Income Tax Assessment Amendment (Foreign Investment) Act 1992 (190 of 1992)
25 Additional notional exempt income-unlisted or listed country CFC
(1) Section 402 of the Principal Act is amended by omitting subsection (3) and substituting the following subsections:
"(2A) If:
(a) an amount would, apart from this subsection, be included in the notional assessable income of the eligible CFC for the eligible period under paragraph 384(2)(ca) or 385(2)(ca); and
(b) at the end of the eligible period the CFC was authorised under the law of its place of residence to carry on life insurance business; and
(c) at the end of that period the gross value of the CFC's assets for use in carrying on life insurance business was 50% or more of the gross value of all of the CFC's assets; and
(d) during the eligible period a FIF within the meaning of Part XI managed funds of the CFC that were maintained by the CFC in a manner similar to the manner in which companies carrying on life insurance business in Australia maintain statutory funds under Division 3 of Part III of the Life Insurance Act 1945; and
(e) the FIF was principally engaged during the eligible period in the management of funds of other persons by the investing of those funds at the discretion of the FIF;
then, so much of the amount referred to in paragraph (a) as relates to the FIF is notional exempt income of the eligible CFC in relation to the eligible period.
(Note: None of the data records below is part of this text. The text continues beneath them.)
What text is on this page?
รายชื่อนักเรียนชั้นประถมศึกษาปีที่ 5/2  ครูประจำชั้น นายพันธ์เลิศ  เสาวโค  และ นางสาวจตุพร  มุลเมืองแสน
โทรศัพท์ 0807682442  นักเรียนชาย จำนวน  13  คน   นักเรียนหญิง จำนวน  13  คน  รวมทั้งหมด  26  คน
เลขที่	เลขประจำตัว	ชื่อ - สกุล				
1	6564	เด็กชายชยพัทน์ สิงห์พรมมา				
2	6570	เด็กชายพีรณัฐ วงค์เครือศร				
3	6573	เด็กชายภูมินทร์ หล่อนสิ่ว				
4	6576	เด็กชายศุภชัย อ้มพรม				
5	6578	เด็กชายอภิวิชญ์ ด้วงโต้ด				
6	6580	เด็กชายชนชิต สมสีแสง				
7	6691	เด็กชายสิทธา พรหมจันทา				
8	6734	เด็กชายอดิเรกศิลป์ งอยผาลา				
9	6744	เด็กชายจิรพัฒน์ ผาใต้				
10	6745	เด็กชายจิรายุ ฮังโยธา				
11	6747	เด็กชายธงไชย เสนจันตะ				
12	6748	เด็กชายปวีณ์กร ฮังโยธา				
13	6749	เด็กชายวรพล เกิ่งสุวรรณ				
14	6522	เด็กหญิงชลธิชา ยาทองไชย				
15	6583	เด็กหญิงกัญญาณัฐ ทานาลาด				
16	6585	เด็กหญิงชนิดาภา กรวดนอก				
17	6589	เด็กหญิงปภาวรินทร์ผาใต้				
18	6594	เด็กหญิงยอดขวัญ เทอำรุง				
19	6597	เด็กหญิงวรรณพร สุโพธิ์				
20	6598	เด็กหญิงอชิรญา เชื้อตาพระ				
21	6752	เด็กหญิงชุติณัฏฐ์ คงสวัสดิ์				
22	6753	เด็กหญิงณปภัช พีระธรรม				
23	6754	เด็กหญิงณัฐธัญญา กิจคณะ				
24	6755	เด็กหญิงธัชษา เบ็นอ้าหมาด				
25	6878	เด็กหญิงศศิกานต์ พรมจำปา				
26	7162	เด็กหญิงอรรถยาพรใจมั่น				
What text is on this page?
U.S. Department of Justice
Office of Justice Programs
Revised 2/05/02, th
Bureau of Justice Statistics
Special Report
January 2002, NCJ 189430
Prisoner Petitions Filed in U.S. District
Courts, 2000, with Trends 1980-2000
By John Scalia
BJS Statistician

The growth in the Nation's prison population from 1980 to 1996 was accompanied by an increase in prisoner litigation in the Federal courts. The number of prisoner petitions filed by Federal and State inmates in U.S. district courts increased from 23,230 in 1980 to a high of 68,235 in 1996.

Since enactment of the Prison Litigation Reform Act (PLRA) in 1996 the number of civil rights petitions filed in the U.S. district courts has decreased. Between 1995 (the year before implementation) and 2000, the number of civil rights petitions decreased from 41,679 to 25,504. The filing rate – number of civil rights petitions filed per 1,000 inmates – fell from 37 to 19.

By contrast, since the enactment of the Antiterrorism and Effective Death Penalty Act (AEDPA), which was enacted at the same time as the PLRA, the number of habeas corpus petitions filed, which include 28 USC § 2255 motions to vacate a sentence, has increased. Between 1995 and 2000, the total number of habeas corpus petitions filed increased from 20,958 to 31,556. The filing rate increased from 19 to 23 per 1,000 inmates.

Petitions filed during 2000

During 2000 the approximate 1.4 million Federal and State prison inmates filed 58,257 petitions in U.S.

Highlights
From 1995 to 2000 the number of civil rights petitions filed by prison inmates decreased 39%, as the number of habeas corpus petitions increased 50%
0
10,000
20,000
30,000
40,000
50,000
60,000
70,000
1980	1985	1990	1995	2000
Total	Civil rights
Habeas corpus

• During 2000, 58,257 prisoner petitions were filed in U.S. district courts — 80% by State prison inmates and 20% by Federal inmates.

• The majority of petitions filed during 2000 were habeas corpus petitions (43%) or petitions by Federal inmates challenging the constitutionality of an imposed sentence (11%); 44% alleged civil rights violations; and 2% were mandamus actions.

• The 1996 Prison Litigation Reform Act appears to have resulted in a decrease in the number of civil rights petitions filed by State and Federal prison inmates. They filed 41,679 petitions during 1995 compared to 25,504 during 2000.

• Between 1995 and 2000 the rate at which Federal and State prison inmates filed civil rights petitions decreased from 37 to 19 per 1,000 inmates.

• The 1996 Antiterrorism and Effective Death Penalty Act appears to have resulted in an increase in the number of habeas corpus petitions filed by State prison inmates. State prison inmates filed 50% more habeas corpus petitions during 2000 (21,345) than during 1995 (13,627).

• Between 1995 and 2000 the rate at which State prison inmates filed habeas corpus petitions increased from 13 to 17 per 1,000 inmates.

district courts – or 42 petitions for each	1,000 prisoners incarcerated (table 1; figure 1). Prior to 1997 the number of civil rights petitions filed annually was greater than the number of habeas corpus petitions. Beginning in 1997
"(2B) A reference in paragraph (2A)(c) to the gross value of an asset of the CFC at the end of the eligible period is a reference to that value as shown in a balance-sheet of the CFC that was prepared as at the end of that period.
"(2C) If, at the end of the eligible period, any of the CFC's assets ('the relevant assets') are for use partly in carrying on life insurance business and partly for other purposes, a reference in paragraph (2A)(c) to the gross value at the end of that period of the CFC's assets for use in carrying on life insurance business is a reference to so much only of the gross value at the end of that period of the relevant assets as is proportionate to the extent to which they are for use at the end of that period in carrying on life insurance business.
"(3) If:
(a) an attribution account entity makes an attribution account payment to the eligible CFC in the eligible period; and
(b) apart from this subsection, the whole or part of the attribution account payment would be included in the notional assessable income of the eligible CFC in relation to the eligible taxpayer for the eligible period; and
(c) on the making of the attribution account payment, an attribution debit arises for the attribution account entity in relation to the eligible taxpayer;
then so much (if any) of the whole or the part of the attribution account payment as does not exceed the grossed-up amount of the attribution debit is notional exempt income of the eligible CFC for the eligible period.".
(2) The amendment made by subsection (1) applies to any attribution account payment made after 25 June 1992.